Nina tried to concentrate on what he was saying, but her attention was split between his words and the feel of his hand on hers.

“My sister . . . she said she’s always felt wrong. Too Cuban to be Irish, and too Irish to be Cuban. Never the right amount of anything. But me . . . I feel like I can present the right front, the right face, say the right thing, and people see what they want to see in me. I’ve been thinking about what we were talking about in the office, before the burgers. I want to use the speech about my cousin Kevin. I don’t want to be a chameleon anymore. I want to be myself, my whole self, not just who people expect me to be. It might cost me some votes, but I hope the authenticity will gain me some others.”

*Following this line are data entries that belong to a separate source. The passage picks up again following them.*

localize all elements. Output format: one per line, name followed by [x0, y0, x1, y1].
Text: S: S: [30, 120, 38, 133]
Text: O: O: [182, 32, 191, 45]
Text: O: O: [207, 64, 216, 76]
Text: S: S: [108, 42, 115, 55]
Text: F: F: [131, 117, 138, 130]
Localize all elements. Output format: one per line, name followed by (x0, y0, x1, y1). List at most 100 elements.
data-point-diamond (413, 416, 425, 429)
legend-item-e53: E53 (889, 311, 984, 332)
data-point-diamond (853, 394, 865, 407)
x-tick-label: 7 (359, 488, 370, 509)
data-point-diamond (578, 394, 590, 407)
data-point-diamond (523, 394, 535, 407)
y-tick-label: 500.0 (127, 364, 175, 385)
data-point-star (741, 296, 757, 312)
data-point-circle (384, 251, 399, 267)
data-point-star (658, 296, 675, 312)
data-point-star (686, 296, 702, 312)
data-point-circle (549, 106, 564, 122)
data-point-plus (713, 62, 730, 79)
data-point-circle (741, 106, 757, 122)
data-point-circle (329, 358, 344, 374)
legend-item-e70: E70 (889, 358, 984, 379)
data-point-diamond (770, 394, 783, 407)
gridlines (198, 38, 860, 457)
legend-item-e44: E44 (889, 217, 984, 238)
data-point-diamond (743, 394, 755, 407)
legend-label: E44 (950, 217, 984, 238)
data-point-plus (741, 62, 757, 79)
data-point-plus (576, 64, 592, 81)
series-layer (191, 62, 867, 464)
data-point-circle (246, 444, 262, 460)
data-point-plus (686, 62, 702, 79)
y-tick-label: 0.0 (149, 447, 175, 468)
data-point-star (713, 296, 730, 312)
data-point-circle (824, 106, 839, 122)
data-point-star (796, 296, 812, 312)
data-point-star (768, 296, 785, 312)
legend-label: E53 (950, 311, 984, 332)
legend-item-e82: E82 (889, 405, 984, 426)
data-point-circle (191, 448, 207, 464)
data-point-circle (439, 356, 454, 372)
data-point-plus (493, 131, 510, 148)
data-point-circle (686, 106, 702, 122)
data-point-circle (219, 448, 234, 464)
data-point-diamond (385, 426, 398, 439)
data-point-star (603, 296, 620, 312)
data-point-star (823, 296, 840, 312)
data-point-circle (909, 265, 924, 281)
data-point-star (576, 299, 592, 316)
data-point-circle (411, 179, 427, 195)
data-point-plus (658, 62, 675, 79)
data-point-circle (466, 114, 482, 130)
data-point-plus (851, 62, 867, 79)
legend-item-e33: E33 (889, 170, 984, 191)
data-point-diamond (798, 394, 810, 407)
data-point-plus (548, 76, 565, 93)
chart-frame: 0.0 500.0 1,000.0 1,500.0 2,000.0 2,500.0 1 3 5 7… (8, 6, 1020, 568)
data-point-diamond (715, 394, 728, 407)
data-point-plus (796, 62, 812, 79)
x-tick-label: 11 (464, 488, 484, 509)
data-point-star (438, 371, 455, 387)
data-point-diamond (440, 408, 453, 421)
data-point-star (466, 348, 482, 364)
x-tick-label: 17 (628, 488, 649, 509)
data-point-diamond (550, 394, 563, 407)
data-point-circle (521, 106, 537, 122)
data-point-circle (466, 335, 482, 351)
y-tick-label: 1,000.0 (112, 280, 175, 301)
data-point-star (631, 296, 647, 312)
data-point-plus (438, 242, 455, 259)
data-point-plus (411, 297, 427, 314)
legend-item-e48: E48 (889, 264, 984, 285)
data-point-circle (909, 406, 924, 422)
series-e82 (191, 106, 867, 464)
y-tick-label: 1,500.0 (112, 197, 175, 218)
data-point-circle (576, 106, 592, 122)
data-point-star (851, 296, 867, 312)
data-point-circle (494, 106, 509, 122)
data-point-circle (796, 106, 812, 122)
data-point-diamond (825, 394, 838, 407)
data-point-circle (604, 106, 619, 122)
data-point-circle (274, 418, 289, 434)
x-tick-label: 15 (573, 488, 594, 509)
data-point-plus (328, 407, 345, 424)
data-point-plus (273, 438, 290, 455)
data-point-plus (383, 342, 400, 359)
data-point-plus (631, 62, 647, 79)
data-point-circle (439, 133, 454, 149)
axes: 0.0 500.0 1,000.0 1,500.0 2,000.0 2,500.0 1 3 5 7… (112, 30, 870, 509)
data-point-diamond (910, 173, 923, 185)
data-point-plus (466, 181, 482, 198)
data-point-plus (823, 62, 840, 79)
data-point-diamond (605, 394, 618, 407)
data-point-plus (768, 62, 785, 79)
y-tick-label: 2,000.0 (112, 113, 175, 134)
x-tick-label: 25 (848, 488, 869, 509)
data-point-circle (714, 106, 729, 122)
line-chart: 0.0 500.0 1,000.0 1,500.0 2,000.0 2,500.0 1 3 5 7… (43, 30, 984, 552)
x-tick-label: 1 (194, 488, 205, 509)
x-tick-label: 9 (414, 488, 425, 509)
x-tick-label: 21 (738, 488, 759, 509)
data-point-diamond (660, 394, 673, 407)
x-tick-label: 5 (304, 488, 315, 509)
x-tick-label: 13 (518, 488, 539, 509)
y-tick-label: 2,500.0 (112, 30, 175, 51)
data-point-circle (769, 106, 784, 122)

Nina thought about that. People expected she would act a certain way, too. Mac always thought so. They expected her to be their idea of what it meant to be a Gregory, what it meant to grow up in a world of excess. And as well as she knew Tim, for as long as she’d known Tim, he expected that, too.

“You know,” Nina said. “I’m a Lukas, too.”

“A what?” Rafael asked, his hand still around hers.

“A Lukas,” she said. “My mother’s maiden name. She grew up in Colorado, and her family was from Greece originally, generations ago. That’s really all I know. Not even the island they’re from.”